Disposiciones tan absurdas como la de prescribir que “por razones higiénicas” el sacramento del bautismo tenía que ser administrado con agua de la llave y no de las pilas bautismales, que sólo hubiera misas los domingos, que no se celebraran misas de difuntos, que no se recibiera la confesión sino a los moribundos y eso en voz alta y frente a un empleado de gobierno fueron algunas de las barbaridades impuestas por los jefes militares que iban quedando al frente de los gobiernos de los Estados, lo que después se sistematizo  en una legislación vergonzosa y en prácticas administrativas indignas de un país civilizado.
 
Tal situación llevó a los perseguidos a una acción militar que se llamó la rebelión cristera, la cual no ha sido estudiada, en lo general, con la debida profundidad ni con la necesaria objetividad.

Una de las maniobras del gobierno para combatir la fe de la mayoría de los mexicanos fue la creación de un organización cismática llamada Iglesia Católica Apostólica Mexicana, al frente de la cual se puso, con el título de Patriarca, al sacerdote renegado José Joaquín Pérez Budar, quien en el momento de su muerte pidió la presencia de un ministro de la Iglesia Romana para reconciliarse con su fe original.

Se tienen abundantes datos sobre la vida del Patriarca Pérez.
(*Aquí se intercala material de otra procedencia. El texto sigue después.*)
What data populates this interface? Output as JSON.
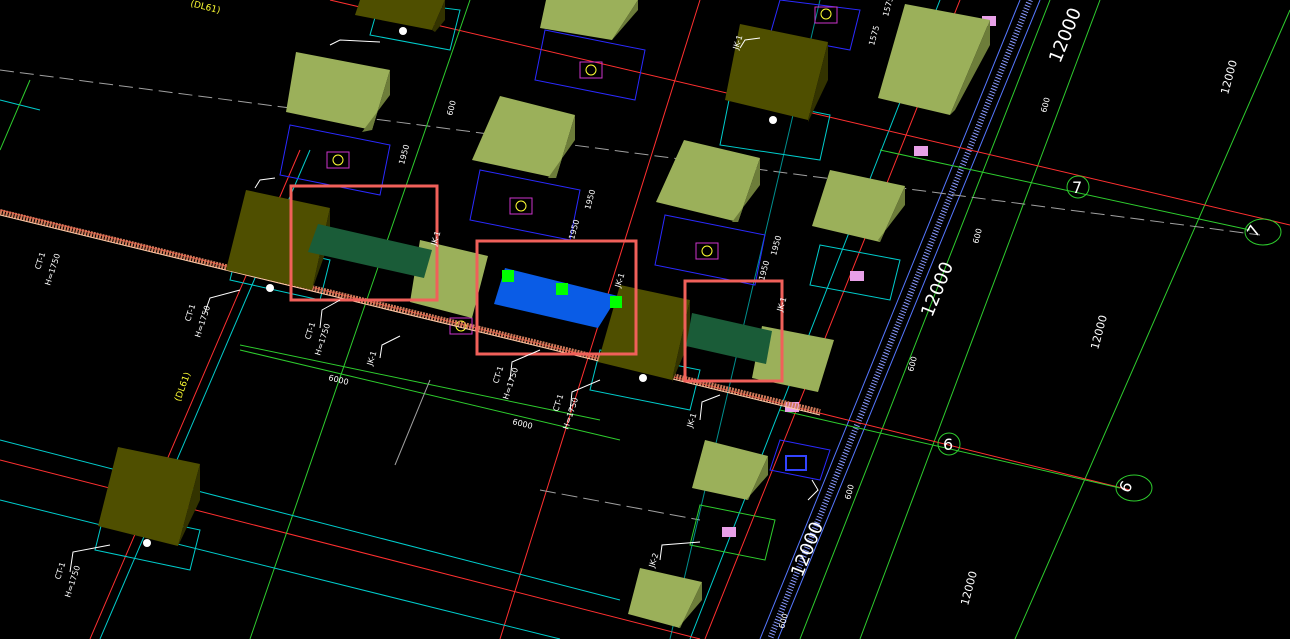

Se sabe, por ejemplo, que nació en 1851 en Justlahuaca, Oaxaca, que se levantó en armas para apoyar el Plan de Tuxtepec  y que alcanzó el grado de capitán, que se hizo masón, se casó, enviudó y decidió entonces abrazar la carrera eclesiástica, que junto con un pequeño grupo de sacerdotes se prestó para encabezar el cisma mexicano, el cual no tuvo mayor resonancia, y que murió el 9 de octubre de 1931 auxiliado por un sacerdote católico.

Un estudio, patrocinado por la UNAM y publicado por el profesor Mario Ramírez Rancaño afirma que “en las filas del patriarca Pérez  se incubó una camarilla de vivales interesada en medrar en los templos que tenían en sus manos”.

“Ninguno de ellos –dice el profesor Ramírez Rancaño– se preocupó por reactivar la expansión de la citada Iglesia ni aportar nuevas ideas” y si la defección y encumbramiento de Joaquín Pérez a la dignidad de patriarca fue un acto caricaturesco, las palmas se las llevó Eduardo Dávila Garza, de quien no se tiene mayor información, al hacerse investir como patriarca, cardenal y finalmente como sumo pontífice con el nombre de Eduardo Primero.

López Obrador no está, pues, solo en la historia de los insignes megalomaniacos mexicanos. Pasará a la posteridad en compañía de ilustres camaradas.